- Born: December 11, 1875 Takasaki, Gunma
- Died: February 28, 1915 (aged 39)
- Occupations: translator and teacher
- Known for: translated Russian literature directly to Japanese.
- Spouse: Senuma Kakusaburo

= Senuma Kayō =

Japanese translator and teacher (1875–1915)

Senuma Kayō (瀬沼夏葉; December 11, 1875 – February 28, 1915) was a Japanese translator and teacher. She was the first woman to translate Russian literature to Japanese.

==Early life and education==
Senuma was born Ikuko Yamada on December 11, 1875, in what is now Takasaki, Gunma. She grew up as a member of the Eastern Orthodox church, and attended a religious girls' school in Surugadai, Tokyo. She earned excellent grades and graduated in 1892. After graduation she began writing for a literary magazine, and was published in many issues. In 1896 she received Russian books from Nicholas of Japan, and learned to read them with the help of Senuma Kakusaburo, a priest at the Tokyo Resurrection Cathedral.
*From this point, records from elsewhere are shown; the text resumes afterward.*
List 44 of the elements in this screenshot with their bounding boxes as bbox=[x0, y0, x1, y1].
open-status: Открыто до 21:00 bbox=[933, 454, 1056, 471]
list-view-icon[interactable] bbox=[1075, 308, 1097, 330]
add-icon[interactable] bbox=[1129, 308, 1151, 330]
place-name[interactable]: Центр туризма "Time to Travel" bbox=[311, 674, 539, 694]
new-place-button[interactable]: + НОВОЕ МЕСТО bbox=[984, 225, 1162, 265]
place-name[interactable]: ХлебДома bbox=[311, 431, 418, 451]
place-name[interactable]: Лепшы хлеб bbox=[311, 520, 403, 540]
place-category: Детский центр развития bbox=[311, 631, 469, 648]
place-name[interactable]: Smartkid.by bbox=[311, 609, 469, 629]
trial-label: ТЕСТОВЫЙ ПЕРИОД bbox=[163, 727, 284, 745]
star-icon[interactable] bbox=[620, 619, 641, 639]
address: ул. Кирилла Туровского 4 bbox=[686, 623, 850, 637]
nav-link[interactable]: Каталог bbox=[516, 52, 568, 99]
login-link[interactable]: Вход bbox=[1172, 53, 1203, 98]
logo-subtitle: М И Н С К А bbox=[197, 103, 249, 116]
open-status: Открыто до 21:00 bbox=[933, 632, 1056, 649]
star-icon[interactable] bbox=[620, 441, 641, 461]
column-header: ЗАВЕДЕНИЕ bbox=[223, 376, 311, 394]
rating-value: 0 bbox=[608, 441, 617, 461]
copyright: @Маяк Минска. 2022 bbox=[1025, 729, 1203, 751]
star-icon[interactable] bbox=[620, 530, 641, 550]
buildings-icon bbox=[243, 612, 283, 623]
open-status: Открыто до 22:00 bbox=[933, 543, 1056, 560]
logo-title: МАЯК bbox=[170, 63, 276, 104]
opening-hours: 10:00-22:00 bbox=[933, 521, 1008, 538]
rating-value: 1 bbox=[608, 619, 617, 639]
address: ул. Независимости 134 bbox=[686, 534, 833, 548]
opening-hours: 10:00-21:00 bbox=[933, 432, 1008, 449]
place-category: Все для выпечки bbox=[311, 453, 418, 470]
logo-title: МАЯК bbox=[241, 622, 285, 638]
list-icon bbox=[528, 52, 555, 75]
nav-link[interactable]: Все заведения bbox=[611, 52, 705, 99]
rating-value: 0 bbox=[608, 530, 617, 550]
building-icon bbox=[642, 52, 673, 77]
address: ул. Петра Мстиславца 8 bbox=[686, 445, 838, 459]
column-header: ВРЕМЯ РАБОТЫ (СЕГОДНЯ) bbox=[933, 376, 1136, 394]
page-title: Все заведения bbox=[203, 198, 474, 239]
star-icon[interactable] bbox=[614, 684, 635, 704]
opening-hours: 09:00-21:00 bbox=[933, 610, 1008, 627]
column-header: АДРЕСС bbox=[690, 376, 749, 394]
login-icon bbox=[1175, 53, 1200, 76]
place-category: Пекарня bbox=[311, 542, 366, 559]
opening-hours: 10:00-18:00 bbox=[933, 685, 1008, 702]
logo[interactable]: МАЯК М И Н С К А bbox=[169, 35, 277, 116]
They married in 1897 and had six children.

==Career==
Kakusaburo introduced her to Ozaki Kōyō, who took her on as a disciple and welcomed her into his literary group. She published many of her early translations jointly with him until his death in 1903. Senuma was also on the staff of the Seito feminist literary magazine.

Senuma primarily translated works by Anton Chekov and Fyodor Dostoevsky. She was the first Japanese woman to translate directly from Russian to Japanese during a time when many Japanese translators translated from English. One of her most well-known translations was a partial translation of Dostoevsky's Poor Folk, from which she only translated Varvara's story. She also translated Chekov's Uncle Vanya and The Cherry Orchard, Aleksei Nicholaevich Budischev's Northeast Wind, and works by Ivan Turgenev. Her penname was Senuma Kayō. She visited Russia twice, once in 1909 and again in 1911.

There is some concern that some of her translations, most notably an incomplete translation of Leo Tolstoy's Anna Karenina, were actually translated by her husband. Scholar Satoko Kan suggests that while Anna Karenina was probably translated by Kakusaburo, Poor Folk was not.

Senuma died on February 28, 1915, from complications while giving birth to her seventh child.